The Governance and Nominating Committee is authorized to use any methods it deems appropriate for identifying candidates for Board membership, including recommendations from current Board members and recommendations from stockholders. The committee may engage outside search firms to identify suitable candidates.

The Governance and Nominating Committee is also authorized to engage in whatever investigation and evaluation processes it deems appropriate, including a thorough review of the candidate’s background, characteristics, qualities and qualifications and personal interviews with the committee as a whole, one or more members of the committee or one or more other Board members.

In formulating its recommendation, the Governance and Nominating Committee will consider not only the findings and conclusions of its investigation and evaluation process, but also the current composition of the Board; the attributes and qualifications of serving Board members; additional attributes, capabilities or qualifications that should be represented on the Board; and whether the candidate could provide those additional attributes, capabilities or qualifications.

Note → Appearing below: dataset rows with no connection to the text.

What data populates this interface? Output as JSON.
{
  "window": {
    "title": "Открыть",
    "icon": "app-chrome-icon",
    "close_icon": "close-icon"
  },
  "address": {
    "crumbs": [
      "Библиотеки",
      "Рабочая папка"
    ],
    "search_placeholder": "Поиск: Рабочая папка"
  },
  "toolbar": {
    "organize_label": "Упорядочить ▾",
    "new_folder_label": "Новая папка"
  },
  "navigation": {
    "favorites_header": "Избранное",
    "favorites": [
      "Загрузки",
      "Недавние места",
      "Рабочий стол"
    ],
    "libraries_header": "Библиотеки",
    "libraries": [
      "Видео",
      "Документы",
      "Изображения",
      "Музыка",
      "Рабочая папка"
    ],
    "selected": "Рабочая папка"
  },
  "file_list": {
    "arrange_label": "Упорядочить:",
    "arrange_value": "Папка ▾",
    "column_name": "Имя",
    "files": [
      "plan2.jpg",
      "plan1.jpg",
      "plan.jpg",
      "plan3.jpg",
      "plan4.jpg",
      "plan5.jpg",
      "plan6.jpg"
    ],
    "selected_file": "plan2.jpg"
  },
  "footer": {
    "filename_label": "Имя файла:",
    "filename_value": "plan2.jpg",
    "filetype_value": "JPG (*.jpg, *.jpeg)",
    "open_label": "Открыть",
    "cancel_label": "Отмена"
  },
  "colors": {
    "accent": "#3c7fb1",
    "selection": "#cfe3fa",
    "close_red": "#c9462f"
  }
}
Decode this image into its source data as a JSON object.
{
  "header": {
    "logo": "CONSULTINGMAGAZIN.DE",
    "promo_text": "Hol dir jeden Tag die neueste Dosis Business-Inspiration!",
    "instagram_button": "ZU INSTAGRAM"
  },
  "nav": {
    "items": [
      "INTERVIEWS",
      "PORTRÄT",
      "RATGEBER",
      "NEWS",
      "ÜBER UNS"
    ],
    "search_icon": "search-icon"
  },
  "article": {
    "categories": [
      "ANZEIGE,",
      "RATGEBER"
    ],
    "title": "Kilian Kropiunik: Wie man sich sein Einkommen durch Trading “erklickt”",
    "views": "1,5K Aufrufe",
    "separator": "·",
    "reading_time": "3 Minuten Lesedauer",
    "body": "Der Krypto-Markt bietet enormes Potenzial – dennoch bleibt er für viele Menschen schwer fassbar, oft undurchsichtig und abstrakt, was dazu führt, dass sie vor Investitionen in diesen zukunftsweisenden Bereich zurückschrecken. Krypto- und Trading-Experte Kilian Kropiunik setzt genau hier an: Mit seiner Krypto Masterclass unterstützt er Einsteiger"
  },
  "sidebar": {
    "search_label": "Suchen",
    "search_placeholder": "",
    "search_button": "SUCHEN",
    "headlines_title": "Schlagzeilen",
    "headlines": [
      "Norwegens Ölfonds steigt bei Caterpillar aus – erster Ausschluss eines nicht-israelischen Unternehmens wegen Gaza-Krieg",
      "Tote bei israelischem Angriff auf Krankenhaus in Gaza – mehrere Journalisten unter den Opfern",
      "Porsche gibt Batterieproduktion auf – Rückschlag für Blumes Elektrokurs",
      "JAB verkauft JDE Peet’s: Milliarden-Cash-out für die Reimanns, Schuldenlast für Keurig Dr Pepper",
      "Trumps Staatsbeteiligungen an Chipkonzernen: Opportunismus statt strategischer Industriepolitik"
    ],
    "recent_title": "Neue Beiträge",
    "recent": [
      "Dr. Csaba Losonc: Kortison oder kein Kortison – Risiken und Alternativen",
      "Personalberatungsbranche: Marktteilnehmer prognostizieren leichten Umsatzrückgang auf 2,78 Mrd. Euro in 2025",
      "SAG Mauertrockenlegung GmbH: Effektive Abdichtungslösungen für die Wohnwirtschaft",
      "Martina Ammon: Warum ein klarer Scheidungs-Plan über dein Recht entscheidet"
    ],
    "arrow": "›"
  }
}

The committee will not recommend any candidate unless that candidate has indicated a willingness to serve as a director and has agreed to comply, if elected, with the expectations and requirements of Board service.

Stockholder Recommendations — Candidates recommended by Dell stockholders will be considered in the same manner as other candidates. A stockholder who wishes to make such a recommendation should complete a Director Recommendation Form (available from on Dell’s website at www.dell.com/boardofdirectors) and submit it, along with appropriate supporting documentation and information, to the Governance and Nominating Committee, c/o Board Liaison, Dell Inc., One Dell Way, Mail Stop 8033, Round Rock, Texas 78682.

Each stockholder recommendation will be processed expeditiously upon receipt of the completed Director Recommendation Form. If the Governance and Nominating Committee determines that a stockholder-recommended candidate is suitable for Board membership, it will include the candidate in the pool of candidates to be considered for nomination upon the occurrence of the next Board vacancy or in connection with the next annual meeting of stockholders. Stockholders who are recommending candidates for nomination in connection with the next annual meeting of stockholders should submit their completed Director Recommendation Forms no later than March 1 of the year of that meeting.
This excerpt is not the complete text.